Personal information
- Full name: Adnan Mravac
- Date of birth: 10 April 1982 (age 44)
- Place of birth: Banja Luka, SFR Yugoslavia
- Height: 1.90 m (6 ft 3 in)
- Position: Defender

Youth career
- Jedinstvo Bihać
- Čakovec

Senior career*
- Years: Team / Apps / (Gls)
- 2001: Lillestrøm II / 9 / (0)
- 2002: Čakovec / 5 / (0)
- 2002–2009: SV Mattersburg / 185 / (3)
- 2009–2011: Westerlo / 54 / (3)
- 2011–2013: SV Mattersburg / 64 / (0)
- 2013–2014: Dynamo Dresden / 8 / (0)
- 2015–2016: SC Mannsdorf / 11 / (1)
- 2016–2017: Admira Landhaus / 0 / (0)

International career
- 2003–2004: Bosnia and Herzegovina U21 / 5 / (0)
- 2008–2011: Bosnia and Herzegovina / 13 / (0)

= Adnan Mravac =

Bosnia and Herzegovina footballer (born 1982)

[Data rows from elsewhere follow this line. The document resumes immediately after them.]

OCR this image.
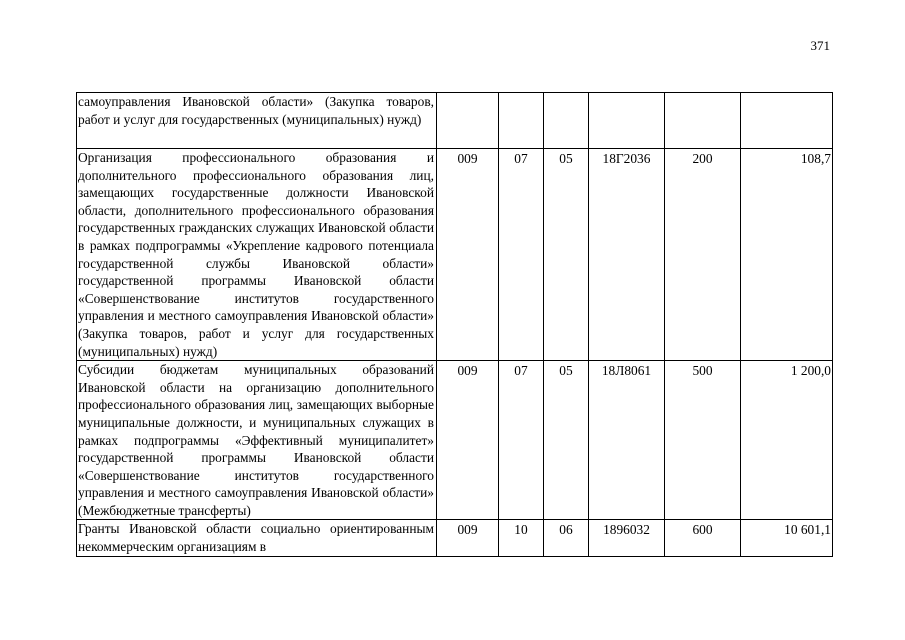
371
самоуправления Ивановской области» (Закупка товаров, работ и услуг для государственных (муниципальных) нужд)						
Организация профессионального образования и дополнительного профессионального образования лиц, замещающих государственные должности Ивановской области, дополнительного профессионального образования государственных гражданских служащих Ивановской области в рамках подпрограммы «Укрепление кадрового потенциала государственной службы Ивановской области» государственной программы Ивановской области «Совершенствование институтов государственного управления и местного самоуправления Ивановской области» (Закупка товаров, работ и услуг для государственных (муниципальных) нужд)	009	07	05	18Г2036	200	108,7
Субсидии бюджетам муниципальных образований Ивановской области на организацию дополнительного профессионального образования лиц, замещающих выборные муниципальные должности, и муниципальных служащих в рамках подпрограммы «Эффективный муниципалитет» государственной программы Ивановской области «Совершенствование институтов государственного управления и местного самоуправления Ивановской области» (Межбюджетные трансферты)	009	07	05	18Л8061	500	1 200,0
Гранты Ивановской области социально ориентированным некоммерческим организациям в	009	10	06	1896032	600	10 601,1
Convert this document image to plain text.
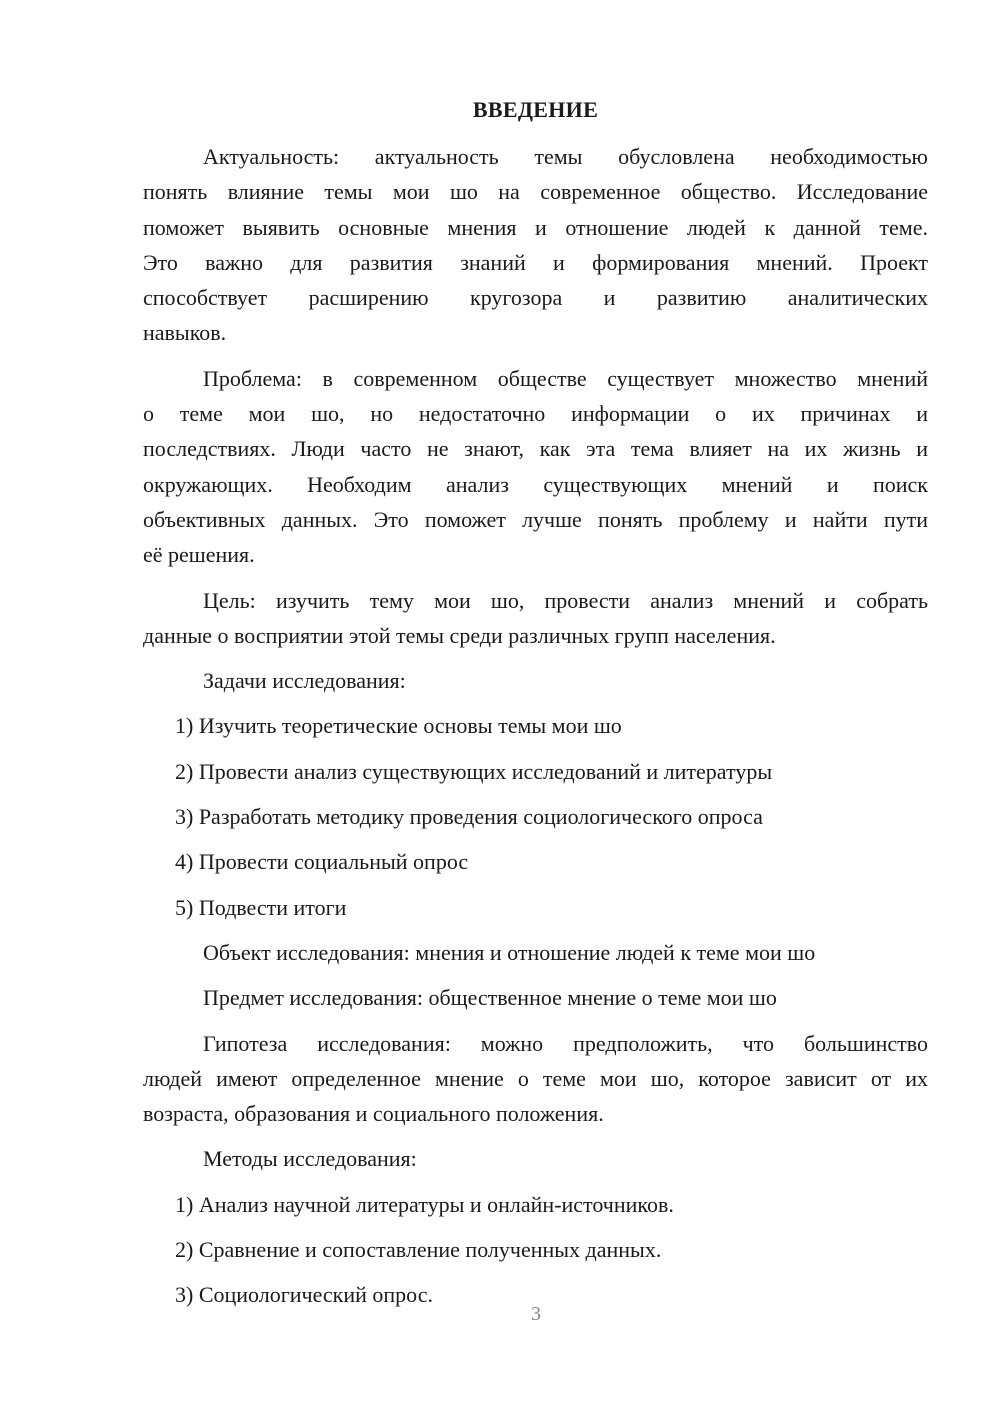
ВВЕДЕНИЕ
Актуальность: актуальность темы обусловлена необходимостью
понять влияние темы мои шо на современное общество. Исследование
поможет выявить основные мнения и отношение людей к данной теме.
Это важно для развития знаний и формирования мнений. Проект
способствует расширению кругозора и развитию аналитических
навыков.
Проблема: в современном обществе существует множество мнений
о теме мои шо, но недостаточно информации о их причинах и
последствиях. Люди часто не знают, как эта тема влияет на их жизнь и
окружающих. Необходим анализ существующих мнений и поиск
объективных данных. Это поможет лучше понять проблему и найти пути
её решения.
Цель: изучить тему мои шо, провести анализ мнений и собрать
данные о восприятии этой темы среди различных групп населения.
Задачи исследования:
1) Изучить теоретические основы темы мои шо
2) Провести анализ существующих исследований и литературы
3) Разработать методику проведения социологического опроса
4) Провести социальный опрос
5) Подвести итоги
Объект исследования: мнения и отношение людей к теме мои шо
Предмет исследования: общественное мнение о теме мои шо
Гипотеза исследования: можно предположить, что большинство
людей имеют определенное мнение о теме мои шо, которое зависит от их
возраста, образования и социального положения.
Методы исследования:
1) Анализ научной литературы и онлайн-источников.
2) Сравнение и сопоставление полученных данных.
3) Социологический опрос.
3
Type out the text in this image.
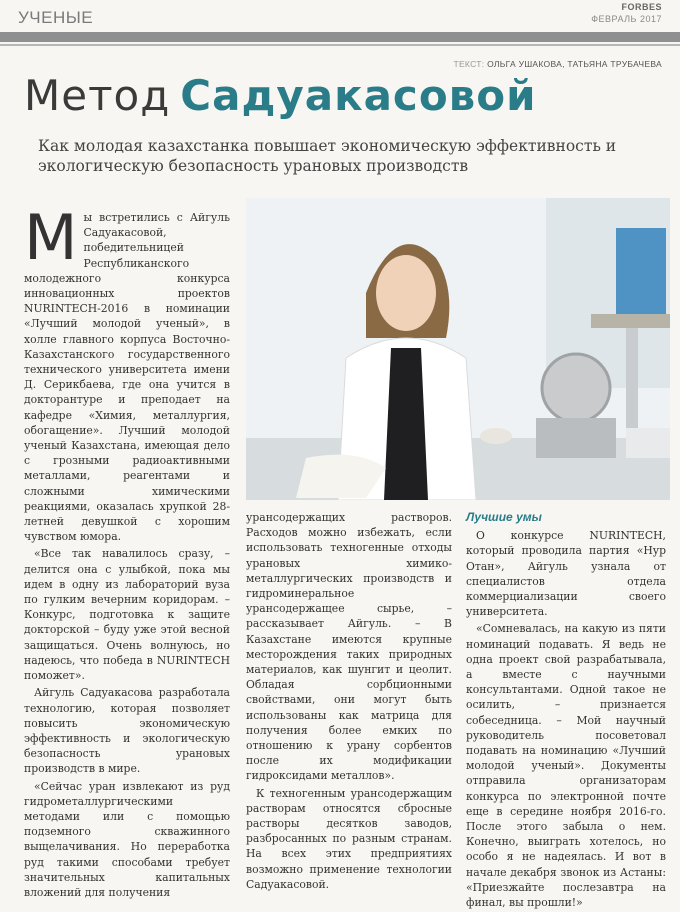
УЧЕНЫЕ
FORBES
ФЕВРАЛЬ 2017
ТЕКСТ: ОЛЬГА УШАКОВА, ТАТЬЯНА ТРУБАЧЕВА
Метод Садуакасовой
Как молодая казахстанка повышает экономическую эффективность и экологическую безопасность урановых производств

Мы встретились с Айгуль Садуакасовой, победительницей Республиканского молодежного конкурса инновационных проектов NURINTECH-2016 в номинации «Лучший молодой ученый», в холле главного корпуса Восточно-Казахстанского государственного технического университета имени Д. Серикбаева, где она учится в докторантуре и преподает на кафедре «Химия, металлургия, обогащение». Лучший молодой ученый Казахстана, имеющая дело с грозными радиоактивными металлами, реагентами и сложными химическими реакциями, оказалась хрупкой 28-летней девушкой с хорошим чувством юмора.

«Все так навалилось сразу, – делится она с улыбкой, пока мы идем в одну из лабораторий вуза по гулким вечерним коридорам. – Конкурс, подготовка к защите докторской – буду уже этой весной защищаться. Очень волнуюсь, но надеюсь, что победа в NURINTECH поможет».

Айгуль Садуакасова разработала технологию, которая позволяет повысить экономическую эффективность и экологическую безопасность урановых производств в мире.

«Сейчас уран извлекают из руд гидрометаллургическими методами или с помощью подземного скважинного выщелачивания. Но переработка руд такими способами требует значительных капитальных вложений для получения

урансодержащих растворов. Расходов можно избежать, если использовать техногенные отходы урановых химико-металлургических производств и гидроминеральное урансодержащее сырье, – рассказывает Айгуль. – В Казахстане имеются крупные месторождения таких природных материалов, как шунгит и цеолит. Обладая сорбционными свойствами, они могут быть использованы как матрица для получения более емких по отношению к урану сорбентов после их модификации гидроксидами металлов».

К техногенным урансодержащим растворам относятся сбросные растворы десятков заводов, разбросанных по разным странам. На всех этих предприятиях возможно применение технологии Садуакасовой.

Лучшие умы

О конкурсе NURINTECH, который проводила партия «Нур Отан», Айгуль узнала от специалистов отдела коммерциализации своего университета.

«Сомневалась, на какую из пяти номинаций подавать. Я ведь не одна проект свой разрабатывала, а вместе с научными консультантами. Одной такое не осилить, – признается собеседница. – Мой научный руководитель посоветовал подавать на номинацию «Лучший молодой ученый». Документы отправила организаторам конкурса по электронной почте еще в середине ноября 2016-го. После этого забыла о нем. Конечно, выиграть хотелось, но особо я не надеялась. И вот в начале декабря звонок из Астаны: «Приезжайте послезавтра на финал, вы прошли!»
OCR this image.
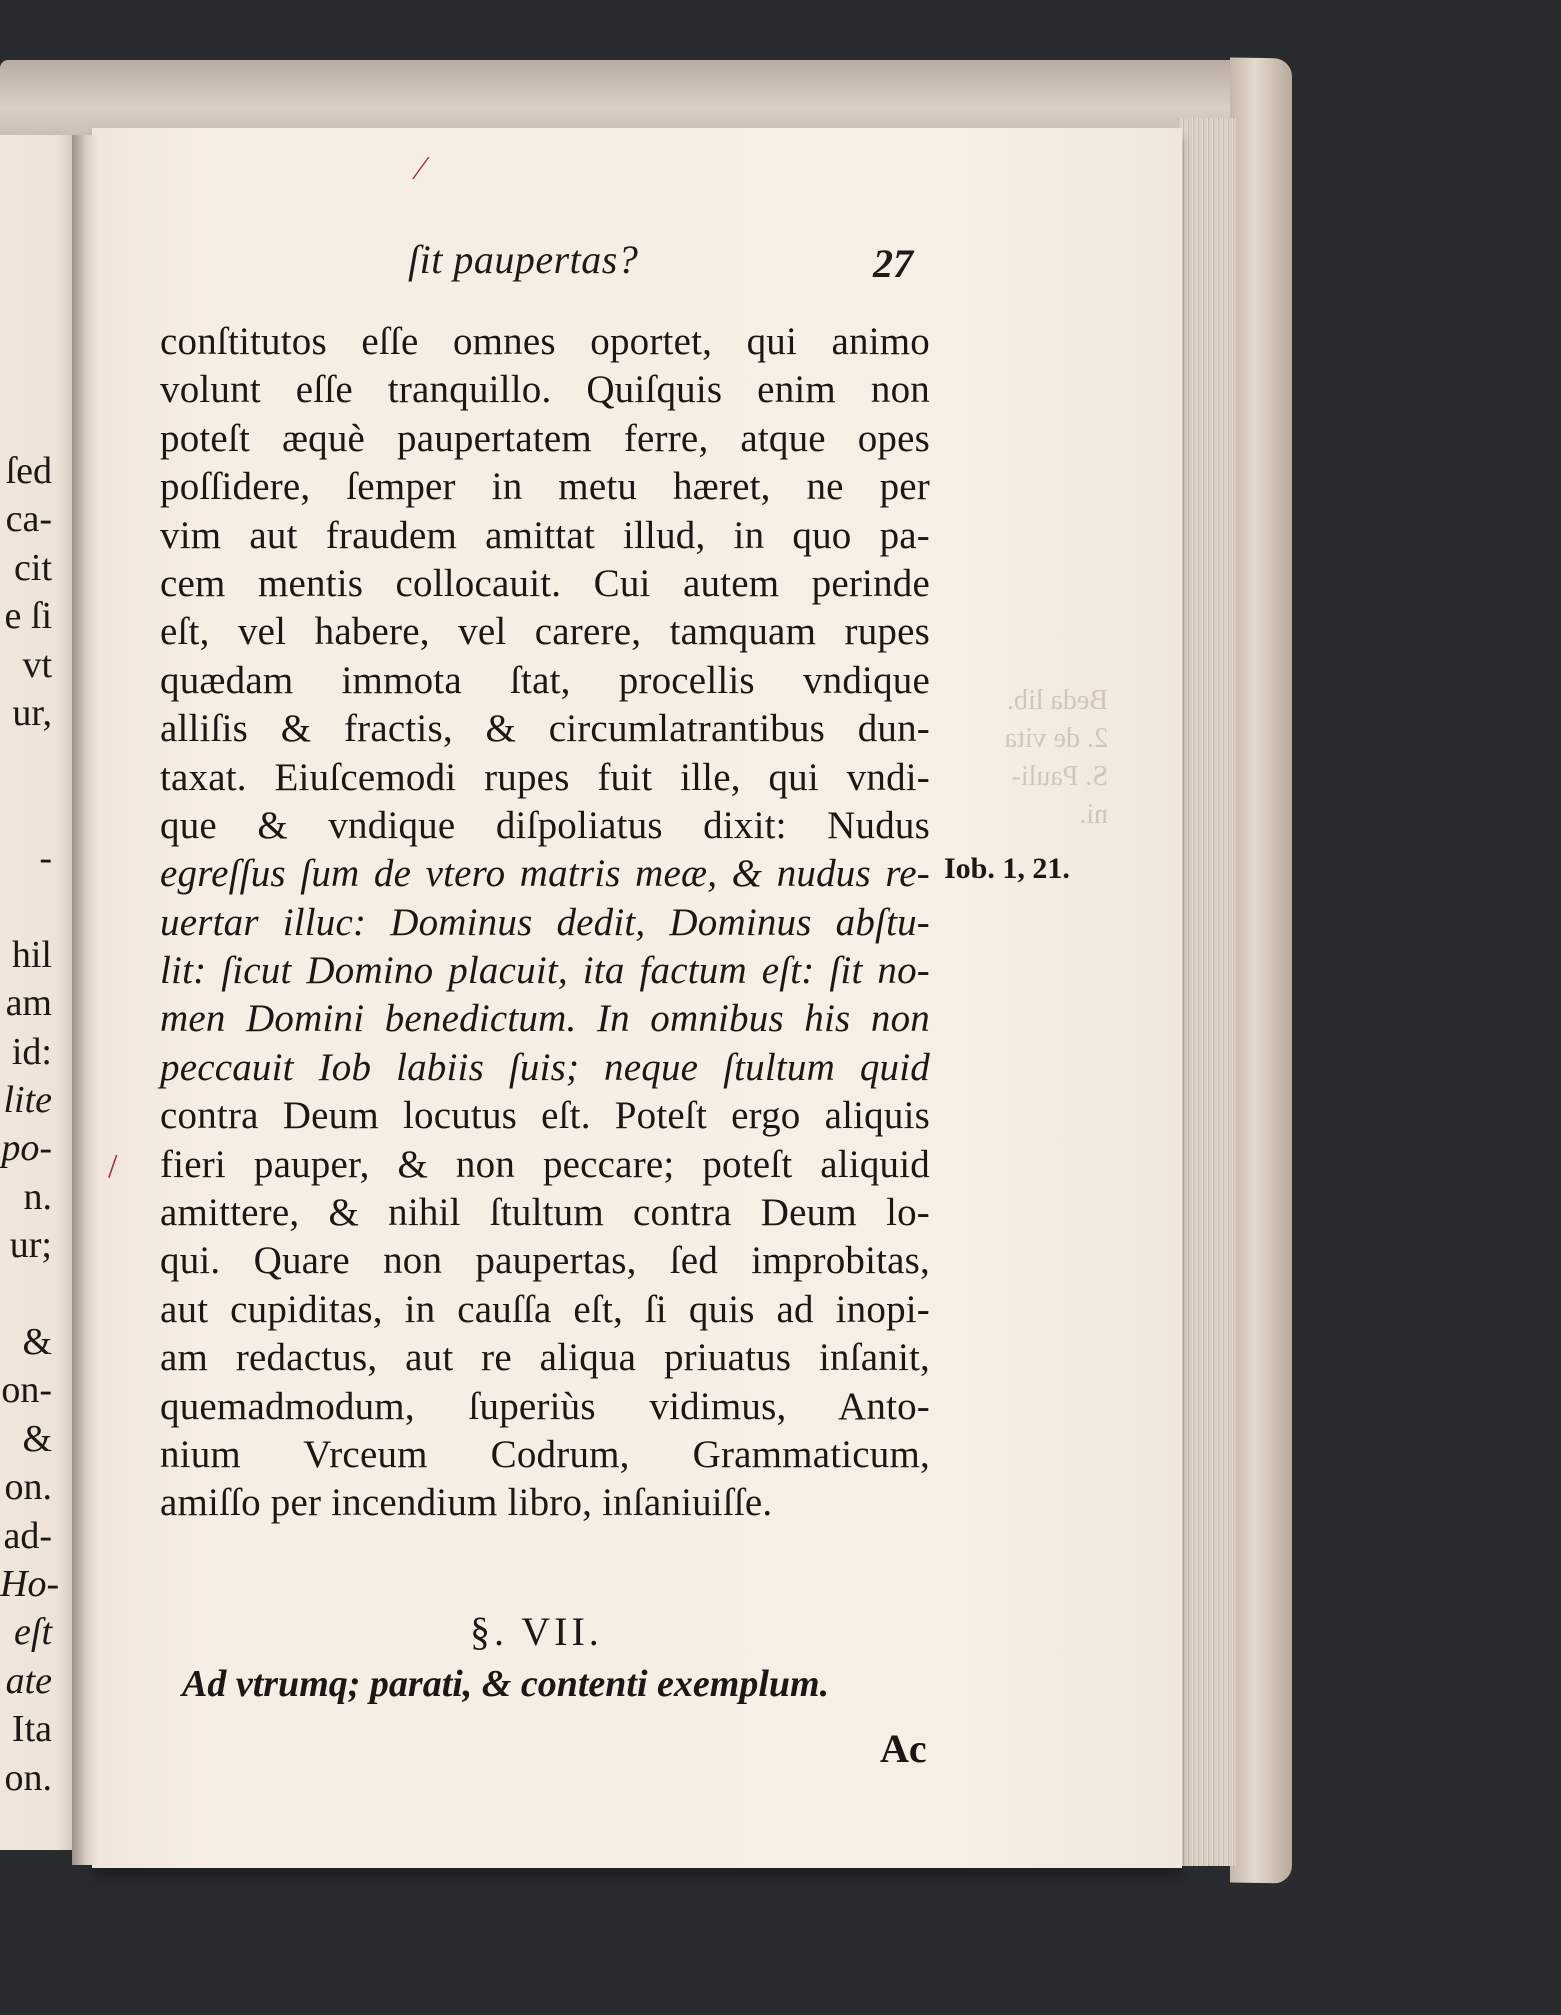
ſed
ca-
cit
e ſi
vt
ur,
-
hil
am
id:
lite
po-
n.
ur;
&
on-
&
on.
ad-
Ho-
eſt
ate
Ita
on.
Beda lib.
2. de vita
S. Pauli-
ni.
ſit paupertas?	27
conſtitutos eſſe omnes oportet, qui animo
volunt eſſe tranquillo. Quiſquis enim non
poteſt æquè paupertatem ferre, atque opes
poſſidere, ſemper in metu hæret, ne per
vim aut fraudem amittat illud, in quo pa-
cem mentis collocauit. Cui autem perinde
eſt, vel habere, vel carere, tamquam rupes
quædam immota ſtat, procellis vndique
alliſis & fractis, & circumlatrantibus dun-
taxat. Eiuſcemodi rupes fuit ille, qui vndi-
que & vndique diſpoliatus dixit: Nudus
egreſſus ſum de vtero matris meæ, & nudus re-
uertar illuc: Dominus dedit, Dominus abſtu-
lit: ſicut Domino placuit, ita factum eſt: ſit no-
men Domini benedictum. In omnibus his non
peccauit Iob labiis ſuis; neque ſtultum quid
contra Deum locutus eſt. Poteſt ergo aliquis
fieri pauper, & non peccare; poteſt aliquid
amittere, & nihil ſtultum contra Deum lo-
qui. Quare non paupertas, ſed improbitas,
aut cupiditas, in cauſſa eſt, ſi quis ad inopi-
am redactus, aut re aliqua priuatus inſanit,
quemadmodum, ſuperiùs vidimus, Anto-
nium Vrceum Codrum, Grammaticum,
amiſſo per incendium libro, inſaniuiſſe.
Iob. 1, 21.
§. VII.
Ad vtrumq; parati, & contenti exemplum.
Ac
⁄
/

 Adnan Mravac (born 10 April 1982) is a Bosnian-Herzegovinian former professional footballer who played as a defender. He made 13 appearances for the Bosnia and Herzegovina national team.

He also holds Austrian citizenship.

==International career==
He made his debut for Bosnia and Herzegovina in an October 2008 FIFA World Cup qualification match against Armenia and has earned a total of 13 caps, scoring no goals. His final international was an August 2011 friendly match against Greece.